Równie bezceremonialnie ze złudzeniami rolnika co do kwestionowania funkcjonowania aplikacji rozprawił się resort rolnictwa, gdzie także złożył on odwołanie od wyliczeń, jakie podała mu aplikacja. Resort odpowiedział jednoznacznie: „Do obliczenia wysokości szkody przyjmuje się dane w tym zakresie ustalone przez IUNG wynikające z Systemu Monitoringu Suszy Rolniczej. (…) Należy podkreślić, że określenie rzeczywistych strat w poszczególnych gospodarstwach rolnych spowodowanych np. wystąpieniem suszy byłoby możliwe wyłącznie po wprowadzeniu obowiązku prowadzenia rachunkowości rolnej i przedstawieniu przez producentów rolnych rocznych sprawozdań finansowych z gospodarstwa rolnego” – zaznacza Dariusz Mamiński z Wydziału Prasowego Departamentu Komunikacji MRiRW.
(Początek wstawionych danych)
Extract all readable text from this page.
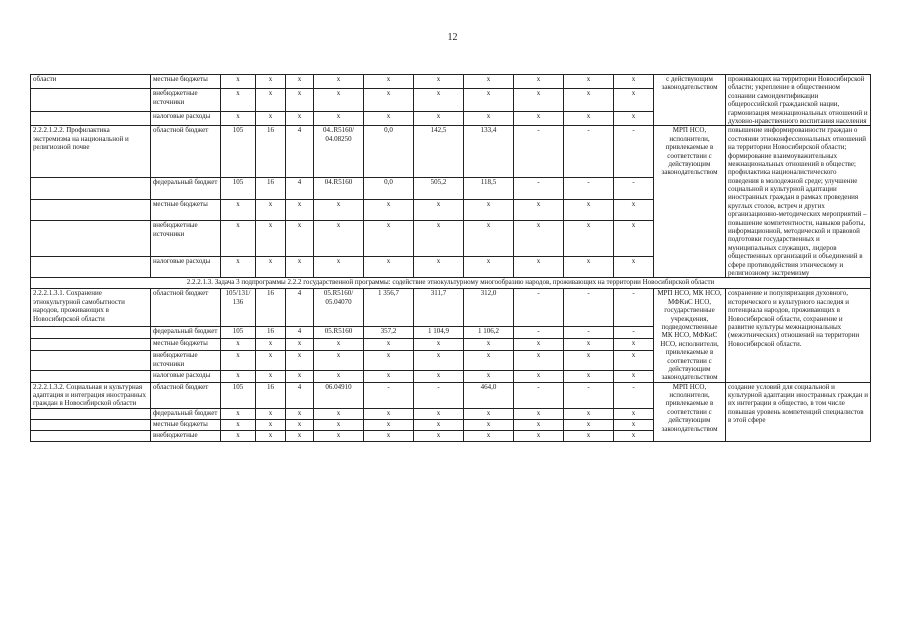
12
области	местные бюджеты	x	x	x	x	x	x	x	x	x	x	с действующим законодательством	проживающих на территории Новосибирской области; укрепление в общественном сознании самоидентификации общероссийской гражданской нации, гармонизация межнациональных отношений и духовно-нравственного воспитания населения
	внебюджетные источники	x	x	x	x	x	x	x	x	x	x		
	налоговые расходы	x	x	x	x	x	x	x	x	x	x		
2.2.2.1.2.2. Профилактика экстремизма на национальной и религиозной почве	областной бюджет	105	16	4	04..R5160/ 04.08250	0,0	142,5	133,4	-	-	-	МРП НСО, исполнители, привлекаемые в соответствии с действующим законодательством	повышение информированности граждан о состоянии этноконфессиональных отношений на территории Новосибирской области; формирование взаимоуважительных межнациональных отношений в обществе; профилактика националистического поведения в молодежной среде; улучшение социальной и культурной адаптации иностранных граждан в рамках проведения круглых столов, встреч и других организационно-методических мероприятий – повышение компетентности, навыков работы, информационной, методической и правовой подготовки государственных и муниципальных служащих, лидеров общественных организаций и объединений в сфере противодействия этническому и религиозному экстремизму
	федеральный бюджет	105	16	4	04.R5160	0,0	505,2	118,5	-	-	-		
	местные бюджеты	x	x	x	x	x	x	x	x	x	x		
	внебюджетные источники	x	x	x	x	x	x	x	x	x	x		
	налоговые расходы	x	x	x	x	x	x	x	x	x	x		
2.2.2.1.3. Задача 3 подпрограммы 2.2.2 государственной программы: содействие этнокультурному многообразию народов, проживающих на территории Новосибирской области													
2.2.2.1.3.1. Сохранение этнокультурной самобытности народов, проживающих в Новосибирской области	областной бюджет	105/131/ 136	16	4	05.R5160/ 05.04070	1 356,7	311,7	312,0	-	-	-	МРП НСО, МК НСО, МФКиС НСО, государственные учреждения, подведомственные МК НСО, МФКиС НСО, исполнители, привлекаемые в соответствии с действующим законодательством	сохранение и популяризация духовного, исторического и культурного наследия и потенциала народов, проживающих в Новосибирской области, сохранение и развитие культуры межнациональных (межэтнических) отношений на территории Новосибирской области.
	федеральный бюджет	105	16	4	05.R5160	357,2	1 104,9	1 106,2	-	-	-		
	местные бюджеты	x	x	x	x	x	x	x	x	x	x		
	внебюджетные источники	x	x	x	x	x	x	x	x	x	x		
	налоговые расходы	x	x	x	x	x	x	x	x	x	x		
2.2.2.1.3.2. Социальная и культурная адаптация и интеграция иностранных граждан в Новосибирской области	областной бюджет	105	16	4	06.04910	-	-	464,0	-	-	-	МРП НСО, исполнители, привлекаемые в соответствии с действующим законодательством	создание условий для социальной и культурной адаптации иностранных граждан и их интеграции в общество, в том числе повышая уровень компетенций специалистов в этой сфере
	федеральный бюджет	x	x	x	x	x	x	x	x	x	x		
	местные бюджеты	x	x	x	x	x	x	x	x	x	x		
	внебюджетные	x	x	x	x	x	x	x	x	x	x		
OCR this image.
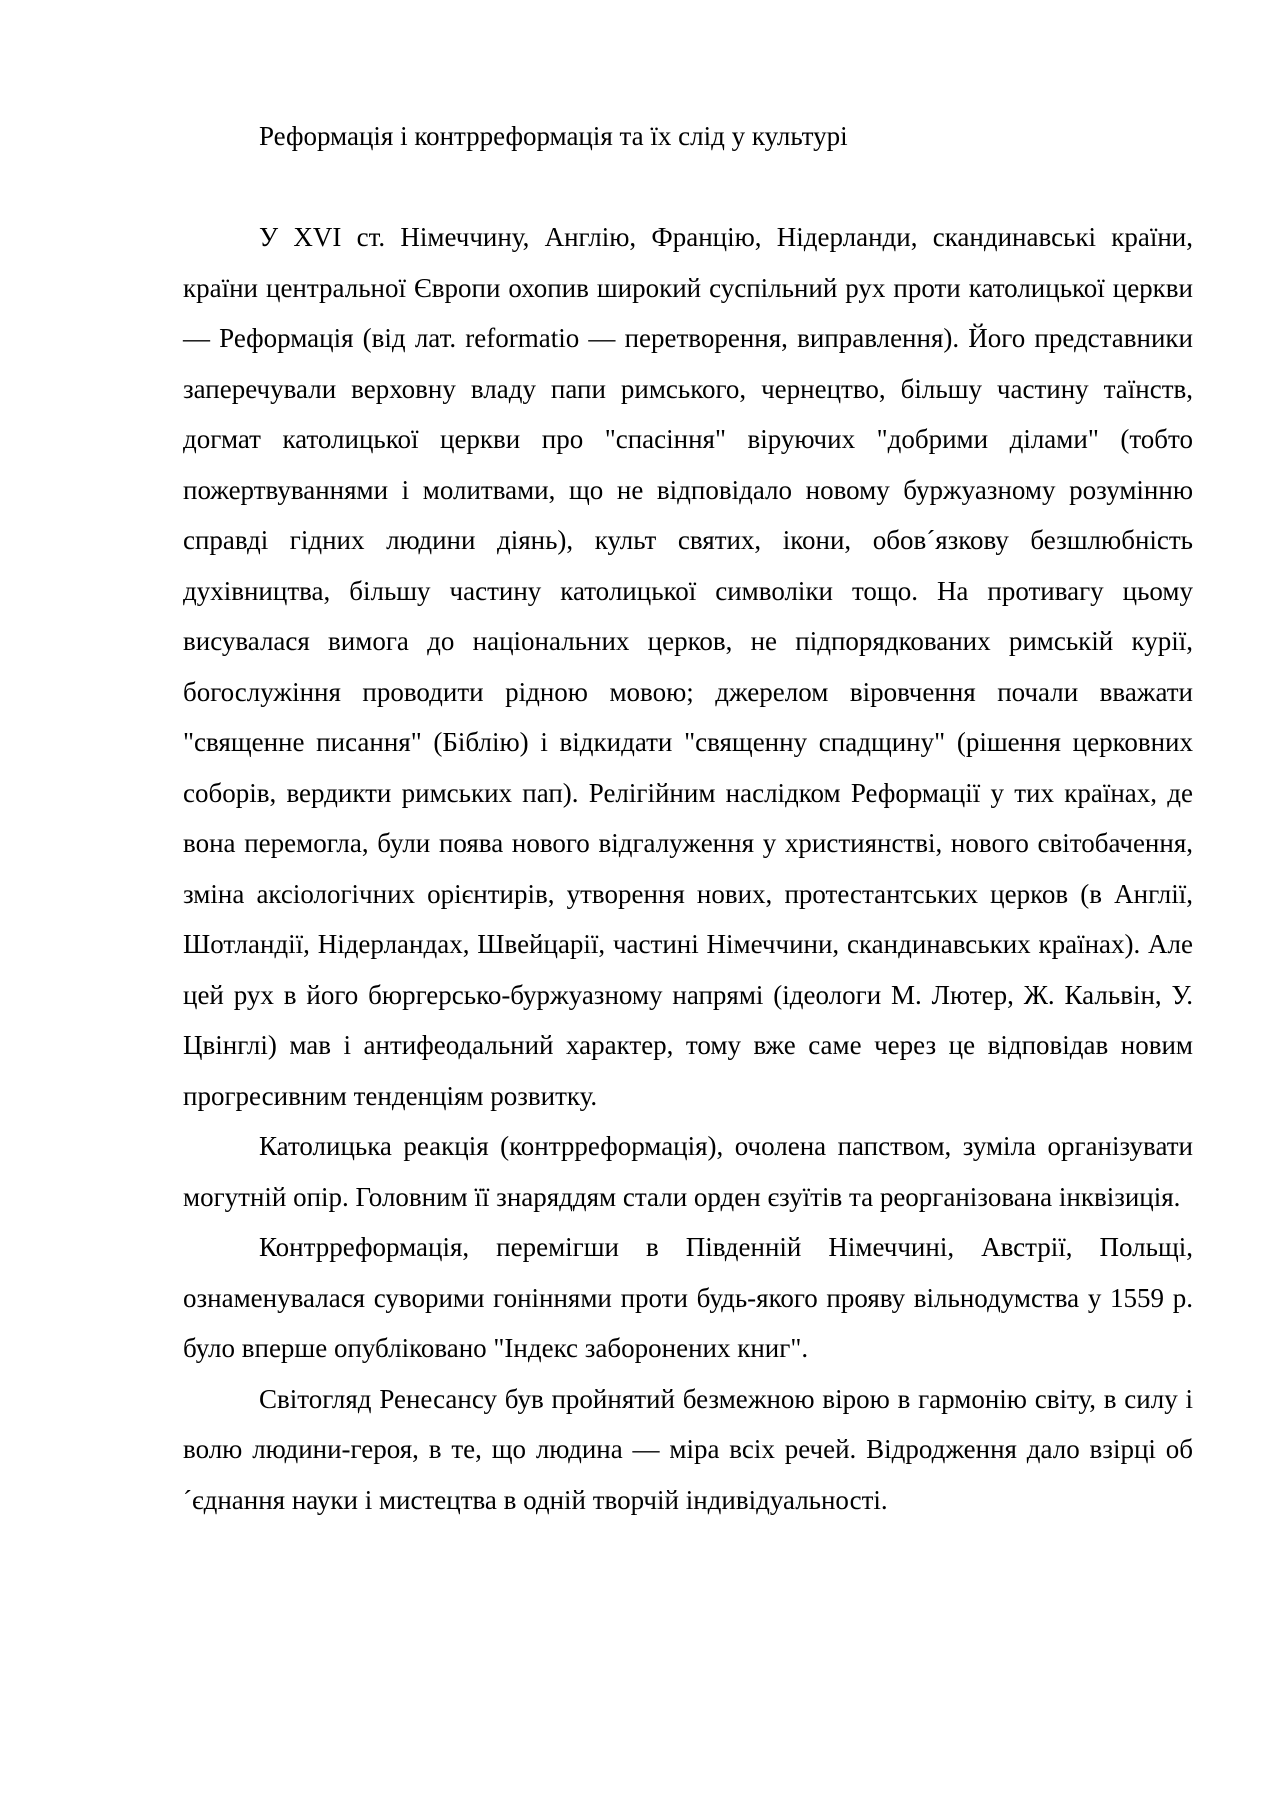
Реформація і контрреформація та їх слід у культурі

У XVI ст. Німеччину, Англію, Францію, Нідерланди, скандинавські країни, країни центральної Європи охопив широкий суспільний рух проти католицької церкви — Реформація (від лат. reformatio — перетворення, виправлення). Його представники заперечували верховну владу папи римського, чернецтво, більшу частину таїнств, догмат католицької церкви про "спасіння" віруючих "добрими ділами" (тобто пожертвуваннями і молитвами, що не відповідало новому буржуазному розумінню справді гідних людини діянь), культ святих, ікони, обов´язкову безшлюбність духівництва, більшу частину католицької символіки тощо. На противагу цьому висувалася вимога до національних церков, не підпорядкованих римській курії, богослужіння проводити рідною мовою; джерелом віровчення почали вважати "священне писання" (Біблію) і відкидати "священну спадщину" (рішення церковних соборів, вердикти римських пап). Релігійним наслідком Реформації у тих країнах, де вона перемогла, були поява нового відгалуження у християнстві, нового світобачення, зміна аксіологічних орієнтирів, утворення нових, протестантських церков (в Англії, Шотландії, Нідерландах, Швейцарії, частині Німеччини, скандинавських країнах). Але цей рух в його бюргерсько-буржуазному напрямі (ідеологи М. Лютер, Ж. Кальвін, У. Цвінглі) мав і антифеодальний характер, тому вже саме через це відповідав новим прогресивним тенденціям розвитку.

Католицька реакція (контрреформація), очолена папством, зуміла організувати могутній опір. Головним її знаряддям стали орден єзуїтів та реорганізована інквізиція.

Контрреформація, перемігши в Південній Німеччині, Австрії, Польщі, ознаменувалася суворими гоніннями проти будь-якого прояву вільнодумства у 1559 р. було вперше опубліковано "Індекс заборонених книг".

Світогляд Ренесансу був пройнятий безмежною вірою в гармонію світу, в силу і волю людини-героя, в те, що людина — міра всіх речей. Відродження дало взірці об´єднання науки і мистецтва в одній творчій індивідуальності.
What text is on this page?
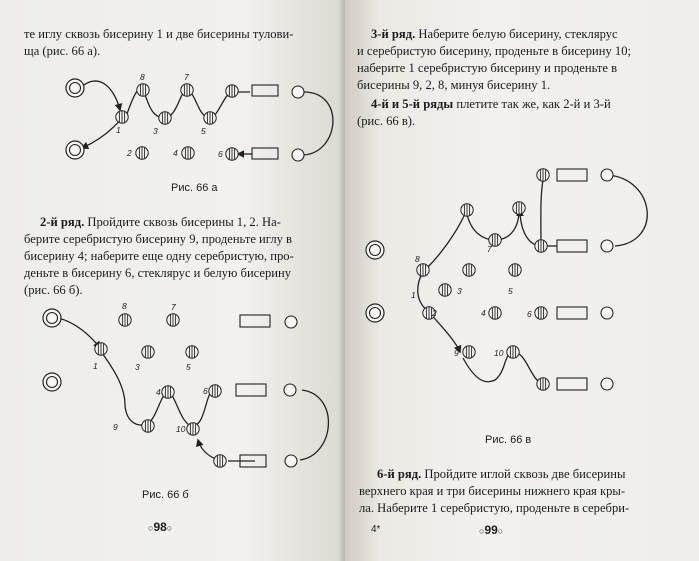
те иглу сквозь бисерину 1 и две бисерины тулови-
ща (рис. 66 а).

8	7
1	3	5
2	4	6
Рис. 66 а

2-й ряд. Пройдите сквозь бисерины 1, 2. На-

берите серебристую бисерину 9, проденьте иглу в
бисерину 4; наберите еще одну серебристую, про-
деньте в бисерину 6, стеклярус и белую бисерину
(рис. 66 б).

8	7
1	3	5
9
4	6
10
Рис. 66 б
○98○

3-й ряд. Наберите белую бисерину, стеклярус

и серебристую бисерину, проденьте в бисерину 10;
наберите 1 серебристую бисерину и проденьте в
бисерины 9, 2, 8, минуя бисерину 1.

4-й и 5-й ряды плетите так же, как 2-й и 3-й

(рис. 66 в).

7
8
1	3	5
2	4	6
9	10
Рис. 66 в

6-й ряд. Пройдите иглой сквозь две бисерины

верхнего края и три бисерины нижнего края кры-
ла. Наберите 1 серебристую, проденьте в серебри-

4*	○99○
Gospodarze znaleźli się więc niejako w sytuacji bez wyjścia. I dlatego teraz poproszą sąd, aby ten zbadał sprawę, czyli sposób pracy aplikacji oraz realne straty suszowe na polach.
– Nie ma możliwości zwykłego odwołania od efektów działania aplikacji. Wskazuje ona chyba prawie zawsze mniejsze straty niż rzeczywiste na polu. Ten system jest obarczony bardzo dużymi błędami – zaznacza Łukasz Kasprzak, gospodarujący w Rybocicach.
Wskazuje też, że coraz więcej administracyjnych elementów gospodarstwa obsługuje się przez Internet, aplikacje. I obawia się, że jeżeli wszystko będzie tak rygorystyczne, to rolnicy nie będą mieli żadnych praw, nawet w sytuacji, gdy racja będzie po ich stronie.
Rolnicy idą do sądu
– Idziemy do sądu, bo nie mamy innego wyjścia. Gdyby ktoś, jak my, został pozbawiony swojego wynagrodzenia na przykład w połowie albo w 80 czy 90%, to co miałby zrobić, za co żyć? – rozważa pan Łukasz.
Dowodzi także, że jest wiele innych, niezwykle niepokojących zjawisk ws. działania aplikacji i jej prawnych aspektów. Choćby fakt, że została uruchomiona 18 sierpnia. Dzięki czemu z pól zniknęło wiele dowodów wpływu suszy i strat, jakie spowodowała.
– Na przykład słonecznik nie miał szans na dobre wzrosty, czy wręcz kiełkowanie, bo niemal od momentu siewu pod koniec kwietnia, w wielu miejscach deszcz padał sporadycznie, a od czerwca w ogóle – wskazuje pan Łukasz. – Część rolników, którzy ponieśli największe straty, myśli o pozwach indywidualnych, a według mnie lepiej będzie, jeśli złożymy pozew zbiorowy.
– Skoro nigdzie nie można się odwołać od błędnych decyzji i błędnych wyników, to zostaje nam droga sądowa – dodaje pan Leonard.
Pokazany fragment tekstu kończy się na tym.